Monday, January 22, 2024

Christmas at work (2 of 3): More fun.

Amidst the lead-up-to-Christmas levity, I worked a shift with my one (tall) (thin) (Latino-American) coworker who recently graduated high school and who is attending community college in the area, and who has a (very white-skinned) (very dark-haired) girlfriend who sings in a punk band and who laughs at my bad jokes and who seems to like me.

So, referring to her with the name that I’ve been using lately, I was like, “So, what are you getting your cool girlfriend for Christmas?”

And, it turns out that he had already gotten her a gift, something that he found online and that he said that he probably spent too much money on, and it was like sculpted barbed wire, only as a bracelet and as a necklace, the latter of which would presumably hang down on her white skin and nestle among her shapely breasts and stand out as barbed wire, and it was like $120 for everything, but that’s what he wanted to get for her.

Also, my one (tall) (new) (Thai) coworker had been asking me a lot about linguistics, and I had been telling her that (Thai) had actually been popping up a lot in patterns of historical evolution in the world’s languages in this book that I’d been reading this summer, and since I’d been telling her I’d bring it in, I did that one day, along with another article, only I messed up reading the schedule and she wasn’t there, and I ended up talking about it with my one (chubby) (Thai) coworker and my one (older) (Thai) coworker who’s a whiz at the phones.

And, the article I was reading was about these funky deferential pronouns where different nouns become substituted for words like “I” and “you,” and I showed them the article, and they had to sound out the English letters-spelled words, but then they began recognizing them, and telling me about how they were used in their language.

Like, one word for “slave” that the article said you’d say was a legitimate word and it’d be used in certain contexts, but no-one had really used the word that way in a hundred and fifty years or so, they were saying.

And, they had these examples of these really long titles that were used by a (Buddhist) priest when addressing others and by others when addressing the (King), and they both said that yes, those were both really words that were used, and the last one was super long and I was amazed at it, and so my one (chubby) (Thai) coworker just pulled up some YouTube video of a recent political speech where someone was giving an address to the king, and we just waited, and like twenty seconds or so in, there was that super long pronoun used by someone addressing the (King), and she was like “See, see!”

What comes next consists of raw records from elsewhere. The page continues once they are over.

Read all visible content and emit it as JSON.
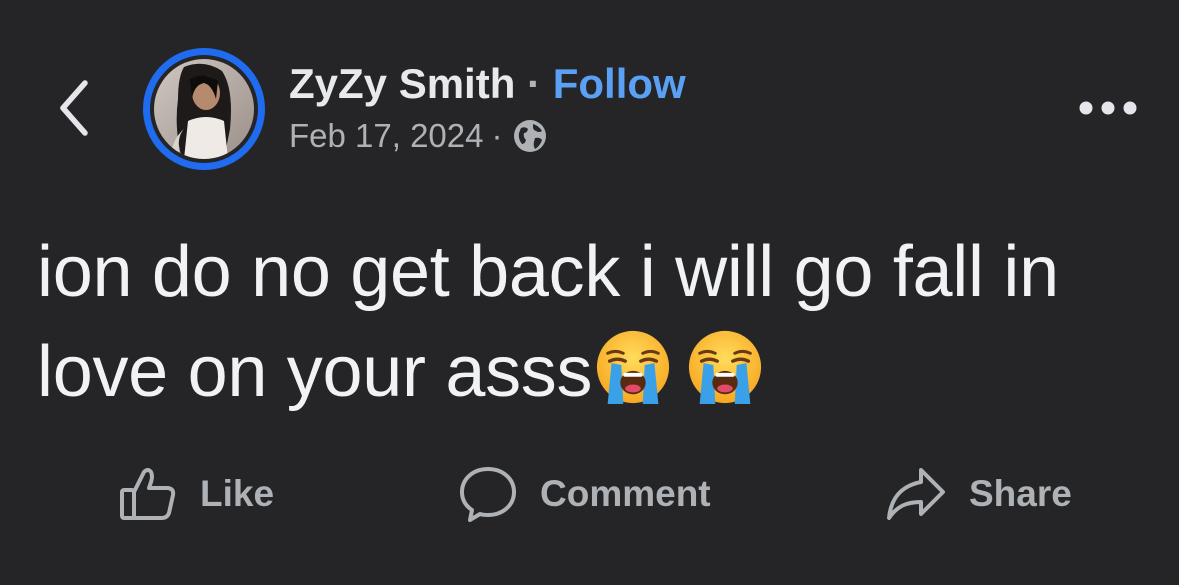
{
  "header": {
    "back_icon": "chevron-left-icon",
    "author_name": "ZyZy Smith",
    "separator": "·",
    "follow_label": "Follow",
    "date": "Feb 17, 2024",
    "meta_separator": "·",
    "audience_icon": "globe-icon",
    "more_icon": "more-horizontal-icon",
    "avatar_ring_color": "#1f6cf0",
    "follow_color": "#5aa0f5"
  },
  "post": {
    "text": "ion do no get back i will go fall in love on your asss",
    "emojis": [
      "loudly-crying-face-icon",
      "loudly-crying-face-icon"
    ]
  },
  "actions": {
    "like": {
      "label": "Like",
      "icon": "thumbs-up-icon"
    },
    "comment": {
      "label": "Comment",
      "icon": "comment-bubble-icon"
    },
    "share": {
      "label": "Share",
      "icon": "share-arrow-icon"
    }
  },
  "colors": {
    "background": "#252527",
    "text": "#f1f2f5",
    "secondary_text": "#aeb1b6"
  }
}
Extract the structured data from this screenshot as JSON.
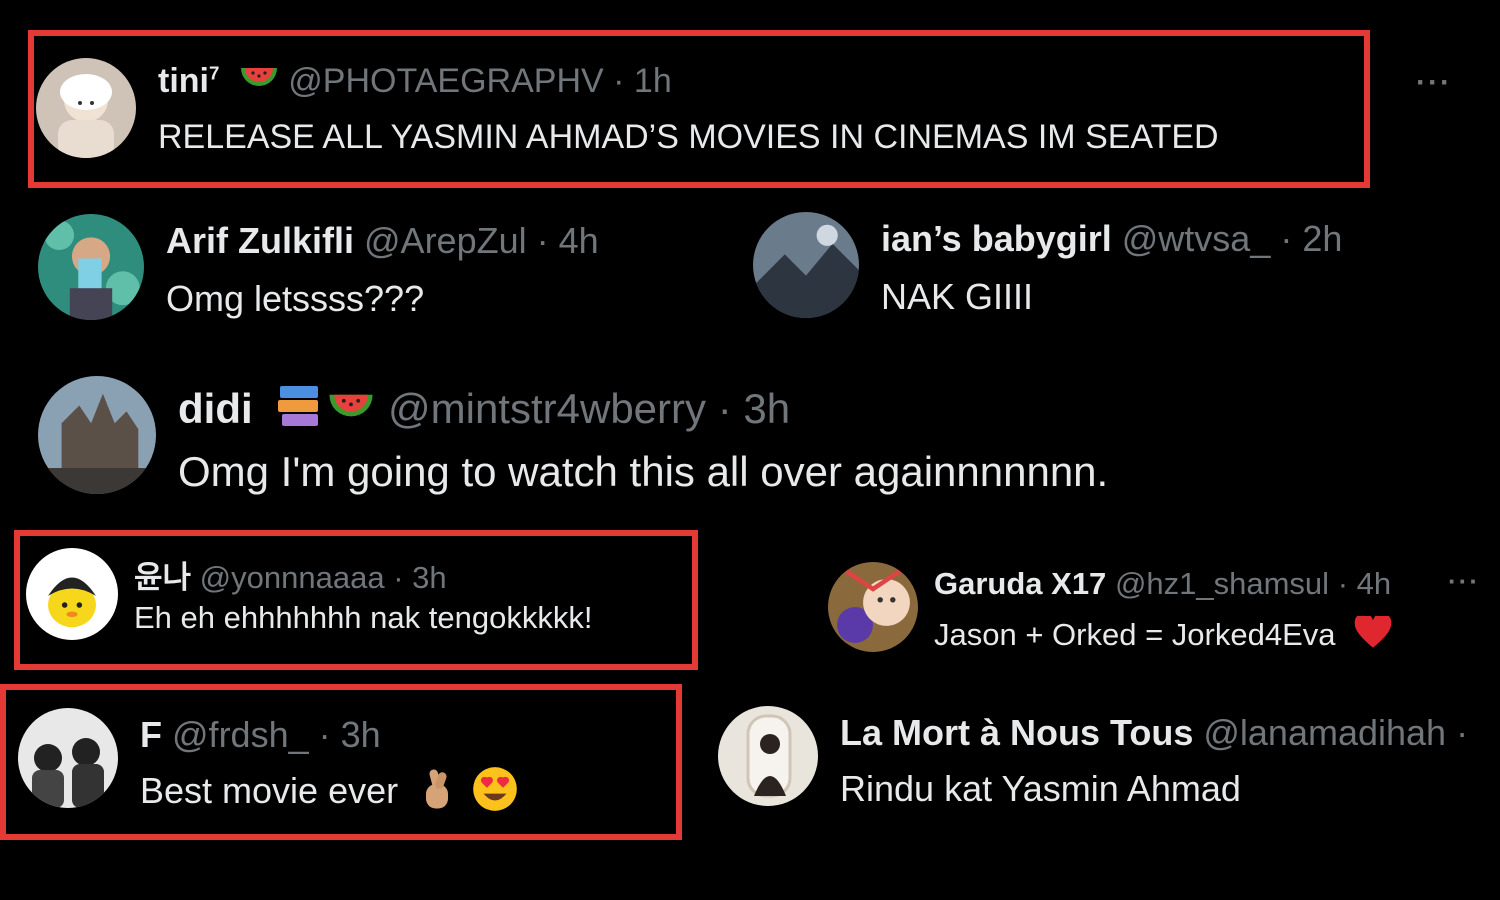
{
  "tweets": {
    "t1": {
      "name": "tini",
      "sup": "7",
      "handle": "@PHOTAEGRAPHV",
      "dot": "·",
      "time": "1h",
      "text": "RELEASE ALL YASMIN AHMAD’S MOVIES IN CINEMAS IM SEATED",
      "more": "···"
    },
    "t2": {
      "name": "Arif Zulkifli",
      "handle": "@ArepZul",
      "dot": "·",
      "time": "4h",
      "text": "Omg letssss???"
    },
    "t3": {
      "name": "ian’s babygirl",
      "handle": "@wtvsa_",
      "dot": "·",
      "time": "2h",
      "text": "NAK GIIII"
    },
    "t4": {
      "name": "didi",
      "handle": "@mintstr4wberry",
      "dot": "·",
      "time": "3h",
      "text": "Omg I'm going to watch this all over againnnnnnn."
    },
    "t5": {
      "name": "윤나",
      "handle": "@yonnnaaaa",
      "dot": "·",
      "time": "3h",
      "text": "Eh eh ehhhhhhh nak tengokkkkk!"
    },
    "t6": {
      "name": "Garuda X17",
      "handle": "@hz1_shamsul",
      "dot": "·",
      "time": "4h",
      "text": "Jason + Orked = Jorked4Eva",
      "more": "···"
    },
    "t7": {
      "name": "F",
      "handle": "@frdsh_",
      "dot": "·",
      "time": "3h",
      "text": "Best movie ever"
    },
    "t8": {
      "name": "La Mort à Nous Tous",
      "handle": "@lanamadihah",
      "dot": "·",
      "time": "",
      " text_alt": "",
      "text": "Rindu kat Yasmin Ahmad"
    }
  },
  "colors": {
    "highlight": "#e53935",
    "background": "#000000",
    "muted": "#71767b",
    "text": "#e7e9ea"
  },
  "icons": [
    "watermelon-icon",
    "books-icon",
    "heart-icon",
    "finger-heart-icon",
    "heart-eyes-icon",
    "more-icon"
  ]
}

Later, too, it was time to close, and my task ended up being cleaning the bathrooms, so I asked them what my pronoun would be, as someone who cleans the bathrooms.

“Slave,” my one (older) (Thai) coworker who’s a whiz at the phone was like, referring to that one pronoun that hadn’t been used in like a hundred and fifty years or so.

. . .

(Interestingly, both said that this super-elaborate pronoun system is something that you’re taught as part of your [Thai] language education, in like late middle school or so. At that point, I guess, they teach you these words for “I” and “you” and stuff that you should only use with [high] [Buddhist] priests and whatnot, in case you’re ever in the situation where you should use them, or if you ever come across them.)